Greek banker and politician (1900–1968)

Stavros Kostopoulos (Σταύρος Κωστόπουλος, 14 September 1900 – 23 June 1968) was a Greek banker and politician.

==Biography==
He was born in Kalamata and he was the son of the banker Ioannis Kostopoulos. He attended the 1st Gymnasium in Kalamata. He studied law at the University of Athens and Political Sciences at the University of Paris, where he received his doctorate degree. He dealt with the banking industry, in which the family already had developed significant activity.

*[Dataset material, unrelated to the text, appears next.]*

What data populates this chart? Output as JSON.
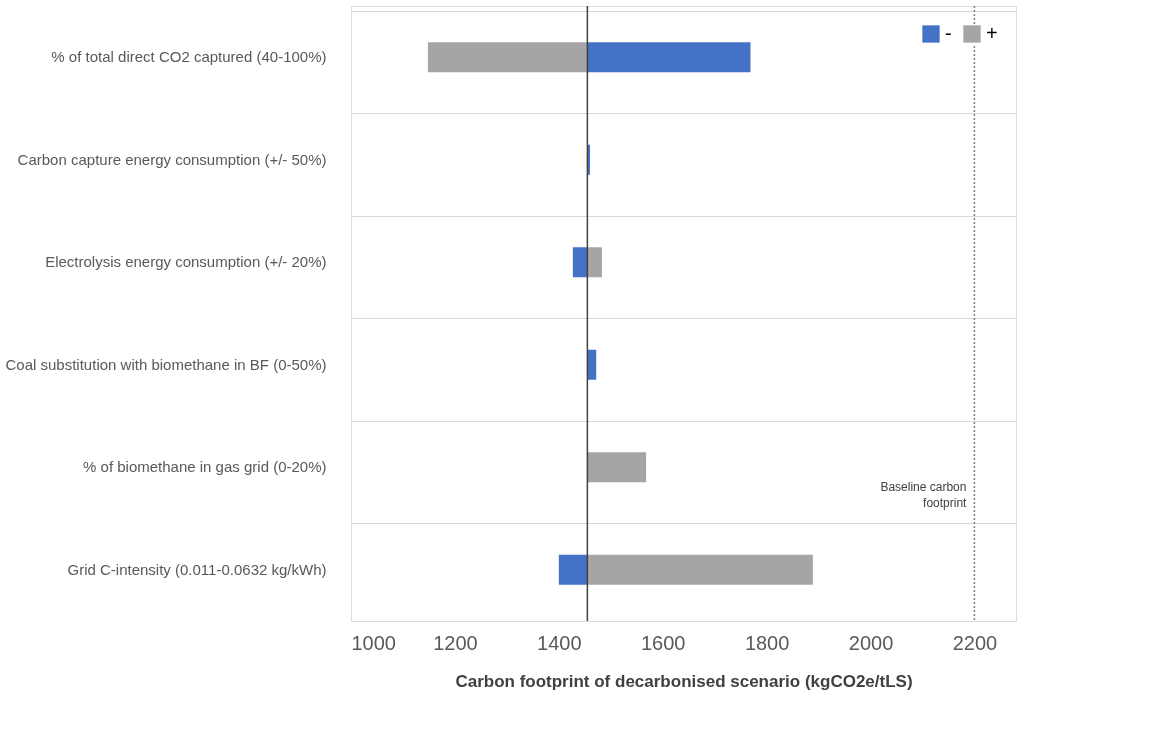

He was a member (1937–1951) and President (1951–1953) of the board of the Commercial Credit Bank. In 1951, he took over the direction of the National Bank of Greece, a position he held until 1953, when he was replaced by Kostis Iliaskos because of his disagreement on the merger of the Athens Bank with the National Bank.

==Political career==
In 1928, he was elected for the first time a member of the parliament (MP) representing Messenia and was reelected in several elections until 1936. In the elections of 1946, he was reelected for the Liberal Party, gathering 2,491 votes. Overall, he was elected eleven times as MP. Having already come into conflict with Andreas Papandreou, during Iouliana of 1965, he was among the first members of the Centre Union to leave the party and became Minister of National Defence in the Georgios Athanasiadis-Novas government.

He was also Minister of Finance in the governments of Sophoklis Venizelos (August, September & November 1950), Minister of National Economy (1932 and 1947) in the governments of Eleftherios Venizelos and Dimitrios Maximos, Foreign Minister (1964–1965) in the government of Georgios Papandreou, Minister without Portfolio in the government of Sofoklis Venizelos, Interior Minister (1963) in the government of Georgios Papandreou, Minister of Defence (1965–1966) in the governments of Novas, Ilias Tsirimokos and Stefanos Stefanopoulos, Minister of Merchant Marine (1950) in the government of Plastiras, Minister of Supply and Distribution (1948) in Themistoklis Sofoulis’ government and Coordinating Minister (1950) again under Sophoklis Venizelos.

He died on June 23, 1968 in Athens, aged 67.